Cornell Votes, a nonpartisan student organization, launched a new voting ambassador program at the start of the semester, aiming to boost civic engagement through peer-to-peer outreach.
“It’s a program to have students pick up a leadership role to understand themselves how to get more civically engaged, and to get other students to understand their civic responsibilities,” said Rahul Verma ’24, the organization’s community engagement department chair.
Sponsored by the University, Cornell Votes was founded in 2020 to increase voter turnout among students on campus. The voting ambassador initiative builds upon existing programming within Cornell Votes, allowing students from inside and outside of the organization to participate in civic engagement activities.
“Our motto is we don’t care who you vote for, or where you vote, just vote,” said Elena Woo ’24, president of Cornell Votes. “Our main purpose is to engage students on campus by offering these opportunities to get experience, take charge and help other students.”
Cornell Votes aims to provide hands-on experiences for ambassadors and volunteers to take the lead in guiding new voters, according to Lauren Sherman ’24, vice president of external operations.

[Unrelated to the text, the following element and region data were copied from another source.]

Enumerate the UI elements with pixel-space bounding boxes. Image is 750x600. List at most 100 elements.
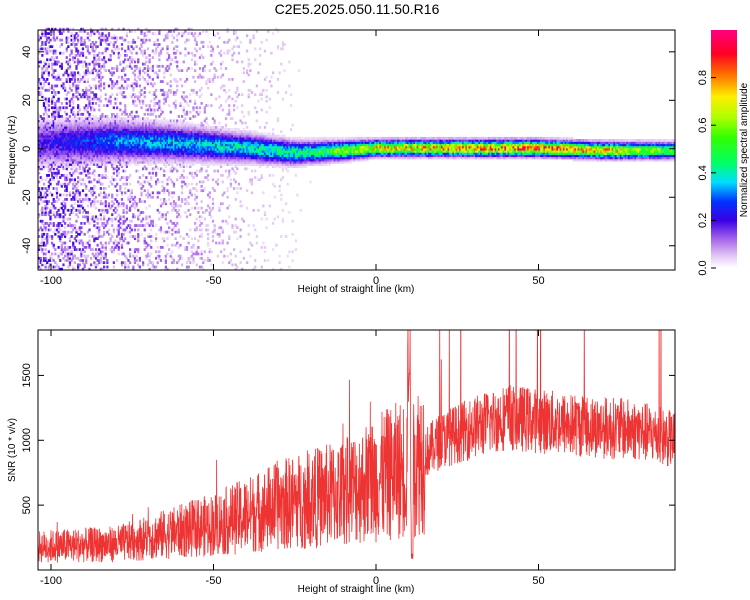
spectrogram-cell (73, 136, 76, 140)
spectrogram-cell (88, 102, 91, 105)
spectrogram-cell (220, 226, 223, 230)
spectrogram-cell (88, 243, 91, 247)
spectrogram-cell (125, 158, 128, 162)
spectrogram-cell (75, 119, 78, 123)
spectrogram-cell (207, 139, 210, 142)
spectrogram-cell (148, 160, 151, 164)
spectrogram-cell (211, 178, 215, 182)
spectrogram-cell (155, 102, 158, 105)
spectrogram-cell (114, 239, 117, 243)
spectrogram-cell (122, 204, 125, 208)
spectrogram-cell (161, 141, 164, 145)
spectrogram-cell (226, 136, 229, 140)
spectrogram-cell (72, 84, 75, 88)
spectrogram-cell (187, 139, 190, 142)
spectrogram-cell (90, 86, 93, 90)
spectrogram-cell (120, 158, 124, 162)
spectrogram-cell (65, 198, 68, 201)
spectrogram-cell (99, 126, 102, 129)
spectrogram-cell (67, 121, 70, 125)
spectrogram-cell (78, 167, 81, 171)
spectrogram-cell (93, 49, 96, 53)
spectrogram-cell (208, 126, 211, 129)
spectrogram-cell (64, 156, 67, 160)
spectrogram-cell (52, 145, 55, 149)
spectrogram-cell (55, 160, 59, 164)
spectrogram-cell (46, 112, 49, 116)
spectrogram-cell (185, 215, 189, 219)
spectrogram-cell (182, 145, 185, 149)
spectrogram-cell (148, 163, 151, 166)
spectrogram-cell (60, 115, 63, 118)
spectrogram-cell (158, 217, 161, 221)
spectrogram-cell (151, 112, 154, 116)
spectrogram-cell (104, 27, 107, 31)
spectrogram-cell (132, 123, 135, 127)
spectrogram-cell (198, 143, 202, 147)
spectrogram-cell (155, 130, 158, 134)
spectrogram-cell (124, 132, 127, 136)
spectrogram-cell (137, 134, 140, 138)
spectrogram-cell (96, 165, 99, 169)
spectrogram-cell (93, 78, 96, 81)
spectrogram-cell (38, 243, 41, 247)
spectrogram-cell (55, 156, 59, 160)
spectrogram-cell (161, 180, 164, 184)
spectrogram-cell (39, 123, 42, 127)
spectrogram-cell (174, 243, 177, 247)
spectrogram-cell (49, 38, 52, 42)
spectrogram-cell (101, 126, 104, 129)
spectrogram-cell (112, 34, 115, 38)
spectrogram-cell (57, 180, 60, 184)
spectrogram-cell (150, 163, 153, 166)
spectrogram-cell (101, 136, 104, 140)
spectrogram-cell (133, 128, 137, 131)
spectrogram-cell (137, 180, 140, 184)
spectrogram-cell (46, 202, 49, 206)
spectrogram-cell (215, 139, 218, 142)
spectrogram-cell (198, 134, 202, 138)
spectrogram-cell (49, 132, 52, 136)
spectrogram-cell (44, 80, 47, 83)
spectrogram-cell (200, 136, 203, 140)
spectrogram-cell (153, 43, 156, 46)
spectrogram-cell (187, 130, 190, 134)
spectrogram-cell (67, 115, 70, 118)
spectrogram-cell (182, 147, 185, 151)
spectrogram-cell (51, 117, 54, 121)
spectrogram-cell (181, 200, 184, 203)
spectrogram-cell (140, 99, 143, 103)
spectrogram-cell (101, 163, 104, 166)
spectrogram-cell (195, 143, 198, 147)
spectrogram-cell (137, 75, 140, 79)
spectrogram-cell (62, 232, 65, 236)
spectrogram-cell (111, 130, 114, 134)
spectrogram-cell (62, 230, 65, 234)
spectrogram-cell (55, 167, 59, 171)
spectrogram-cell (198, 256, 202, 260)
spectrogram-cell (109, 141, 112, 145)
spectrogram-cell (158, 134, 161, 138)
spectrogram-cell (220, 126, 223, 129)
spectrogram-cell (109, 156, 112, 160)
spectrogram-cell (96, 141, 99, 145)
spectrogram-cell (158, 106, 161, 110)
spectrogram-cell (161, 160, 164, 164)
spectrogram-cell (124, 265, 127, 269)
spectrogram-cell (210, 154, 213, 158)
spectrogram-cell (88, 38, 91, 42)
spectrogram-cell (109, 139, 112, 142)
spectrogram-cell (122, 208, 125, 212)
spectrogram-cell (171, 243, 174, 247)
spectrogram-cell (85, 158, 88, 162)
spectrogram-cell (192, 134, 195, 138)
spectrogram-cell (111, 193, 114, 197)
spectrogram-cell (223, 84, 226, 88)
spectrogram-cell (65, 167, 68, 171)
spectrogram-cell (93, 67, 96, 70)
spectrogram-cell (119, 163, 122, 166)
spectrogram-cell (122, 211, 125, 214)
spectrogram-cell (88, 119, 91, 123)
spectrogram-cell (142, 117, 145, 121)
spectrogram-cell (143, 154, 146, 158)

While there is no formal application process, prospective ambassadors must fill out the Cornell Votes interest form. They also need to attend a training session that covers voting essentials. After a short quiz and a tabling experience accompanied by an executive board member, ambassadors can sign up for events on their own.
Ambassadors do not have to be a part of the student organization, meaning they do not have to attend all Cornell Votes meetings.
“The most important thing is that there is a process of being able to look up the correct information to provide to students,” Woo said.
The board acknowledged that assisting students may seem intimidating at first, but it is not the responsibility of ambassadors to know everything about voting.
“We have students from all fifty states, which have completely different timelines and rules for absentee voting,” Woo said. “It is really difficult to expect the voting ambassadors to know all of these little details, so we always emphasize that it’s fine to say that you don’t know how to answer a question.”
Cornell Votes also plans to launch a new website later this semester, which will serve as an access hub to guide both students and ambassadors.
“It’s about being able to understand which resources to look at, and to do it with students while they are there,” Verma said.
From a Mann Library information booth to tables targeted towards athletes exiting Teagle Hall, Cornell Votes is strategic about reaching as many students as possible. Voting ambassadors will table at libraries and other public spaces with high traffic where they can achieve maximum outreach, according to Sherman.
“We’ve had a setup on the Arts Quad, Engineering Quad and a lot of stuff on the Ag Quad and Mann Library,” Verma said. “We’re trying to get as many [students] registered and [ambassadors] trained before the fall, so when things start picking up, we’ll be ready to go.”
Cornell Votes has a history of demonstrated success in raising democratic participation across campus. This semester, ambassadors will be focusing on registration, absentee voting and student assembly elections following record-low turnout in the freshman and transfer representative elections this past fall.
Training workshops for prospective ambassadors will also be held at least once a month throughout the course of this semester, in advance of both this year’s election and next year’s presidential election.
“From my experience tabling over the years and helping train students, it really is a continued learning process for both me and everyone involved,” Verma said, who was recently elected student assembly department of elections chair. “It’s a lot of work, but it is rewarding at the end of the day.”
The executive board also expressed gratitude to their volunteers and partners who have helped create tangible impacts in raising electoral participation.
“[Low voter turnout amongst younger voters] is a continued problem throughout the country,” Sherman said. “We have to be our own leaders and take charge. I’m really excited by the progress that we’ve made, and the progress that we’ll continue to make.”